The setting part 3 to be placed on the supporting plate 15 b is made of a plane plate having an area sufficient to place a plurality of processing boxes which are to be described hereinafter. The placing surface is provided with an opening 31 in honeycomb structure so as to have sufficient strength while enabling to heat the processing boxes from the entire circumference. In this case, the setting table 3 is freely put into, and put out of, the processing furnace 11 through a fork-shaped transfer unit T as the transfer means having a known construction (not illustrated).
As shown in FIG. 4, the processing box 4 to be placed on the setting table 3 is a box which is made up of a box part 41 which is rectangular parallelepiped with the upper surface left open, and a lid part 42 which is capable of being attached to, and detached from, to upper surface of the open box part 41. Inside this processing box 4 there are placed a metal evaporating material V to be appropriately selected depending on the desired vacuum vapor processing and the object to be processed S. On an outer periphery of the lid part 42, a flange 42 a which is bent downward is formed over the entire circumference. When the lid part 42 is mounted on the upper surface of the box part 41, the flange 42 a is fit into the outer wall of the box part 41 (in this case, vacuum sealing such as metal seal is not provided) to thereby define a processing chamber 40 which is isolated from the processing furnace 11. Then, when the processing furnace 11 is reduced to a predetermined pressure (e.g. 1×10−5 Pa) via evacuating means, the processing chamber 40 is reduced to a pressure that is higher by half a digit (e.g. 5×10−4 Pa). Therefore, an additional evacuating means is not necessary and the processing box 4 can appropriately be reduced to a predetermined vacuum pressure. In other words, even after the evaporation of the metal evaporating material V has been finished, the processing chamber 40 can be reduced to a predetermined pressure without taking out the heating box 4 at all.

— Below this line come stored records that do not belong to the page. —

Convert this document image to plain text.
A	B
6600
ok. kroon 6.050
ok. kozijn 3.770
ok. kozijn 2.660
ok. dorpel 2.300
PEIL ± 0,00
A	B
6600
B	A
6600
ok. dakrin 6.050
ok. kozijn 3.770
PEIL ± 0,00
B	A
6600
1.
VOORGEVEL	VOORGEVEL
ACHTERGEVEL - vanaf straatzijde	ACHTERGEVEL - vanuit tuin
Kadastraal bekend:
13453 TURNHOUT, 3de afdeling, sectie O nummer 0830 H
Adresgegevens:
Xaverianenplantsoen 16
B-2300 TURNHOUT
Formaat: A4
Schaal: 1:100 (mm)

The volume of the processing chamber 40 is set such that, taking into consideration the mean free path of the metal evaporating material V, the evaporated metal atoms are supplied to the sintered magnet S directly or by repeating the collision from a plurality of directions. The thickness of the wall of the box part 41 and the lid part 42 is set such that they are not thermally deformed when heated by heating means to be described hereinafter. The box part 41 has formed therein a bearing grid 41 a which is made by disposing a plurality of wire members (e.g., φ0.1 to 10 mm in diameter) into grid at a given height from the bottom surface. A plurality of objects S to be processed are put in position on the bearing grid 41 a.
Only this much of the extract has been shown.